Article 11. Application of this Agreement
This Agreement shall also apply to investments made prior to its entry into force by investors of either Contracting Party in the territory of the other Contracting Party, consistent with the latter's legislation. However, this Agreement shall not apply to disputes which could have arisen before its entry into force.
Article 12. Consultations and Exchange of Information
Representatives of the Contracting Parties shall, whenever necessary, hold consultations on any matter affecting the implementation of this Agreement. These consultations shall be held on the proposal of one of the Contracting Parties at a place and at a time to be agreed upon through diplomatic channels.

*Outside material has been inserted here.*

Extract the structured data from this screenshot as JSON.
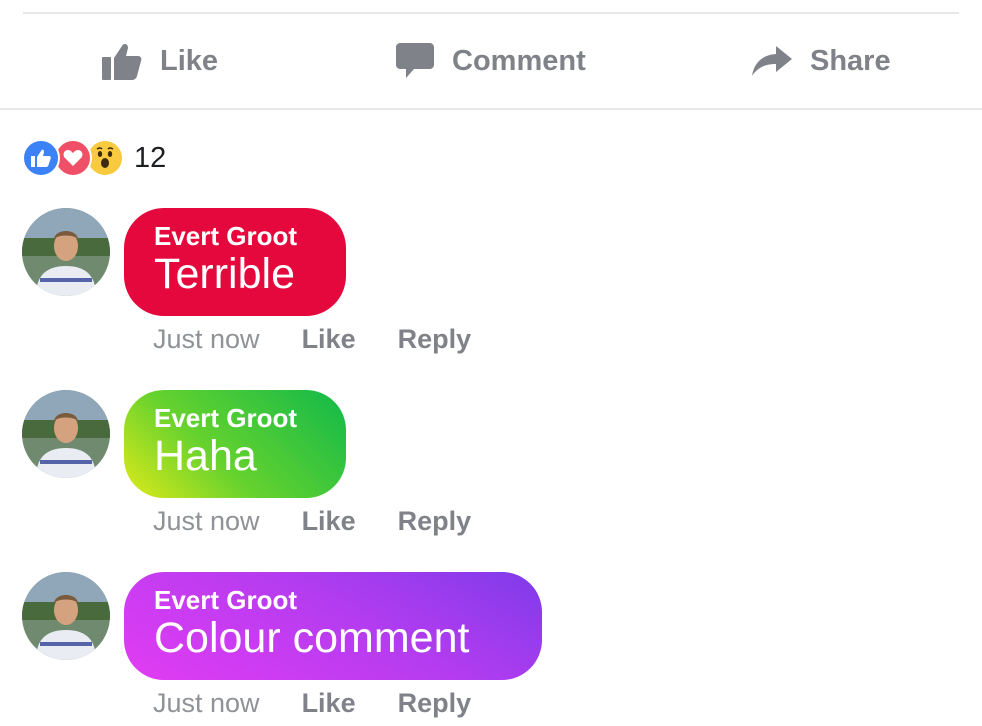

Upon request of either Contracting Party, information shall be exchanged on the impact that the laws, regulations, decisions, administrative practices, procedures or policies of either Contracting Party, may have on investments covered by this Agreement.
Article 13. Amendments
The provisions of this Agreement may be amended at any time after its entry into force, in such manner as may be agreed between the Contracting Parties, Such amendments shall enter into force when the Contracting Parties have notified each other that the procedures required by their respective laws to this end have been completed.

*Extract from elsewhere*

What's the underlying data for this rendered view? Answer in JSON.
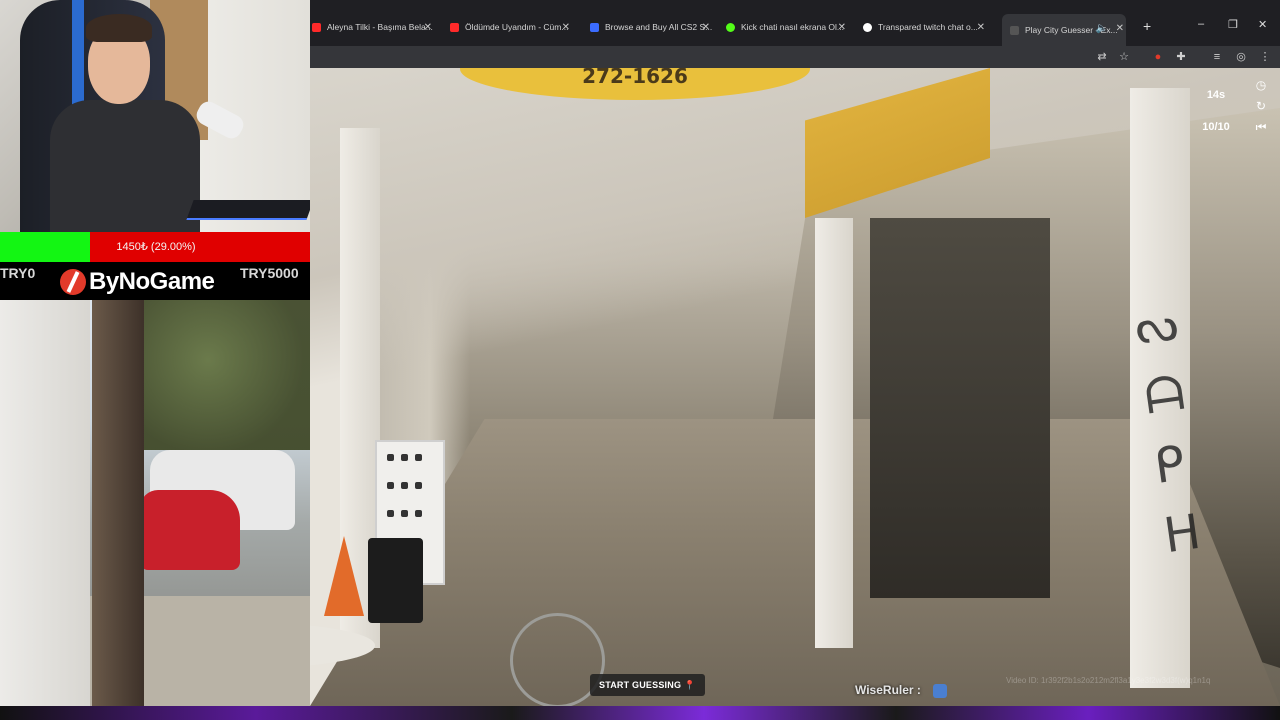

Article 14. Entry Into Force, Duration, Termination
1 . This Agreement shall enter into force thirty days after the date on which the Contracting Paries have exchanged written notifications informing each other that the procedures required by their respective laws to this end have been completed.
2 . This Agreement shall remain in force for a period of fifteen (15) years. Unless notice of termination has been given by either Contracting Party at least one year before the date of expiry of its validity, this Agreement shall thereafter be extended tacitly for periods of fifteen years, each Contracting Party reserving the right to terminate the Agreement upon notice of at least one year before the date of expiry of its current period of validity.
3 . In respect of investments made prior to the date of termination of this Agreement, the foregoing Articles shall continue to be effective for a further period of fifteen years from that date.
Conclusion
Done in duplicate at Vilnius on July the 19th 1996 in the Greek, Lithuanian and English languages, all texts being equally authentic.
In case of divergence the English text shall prevail.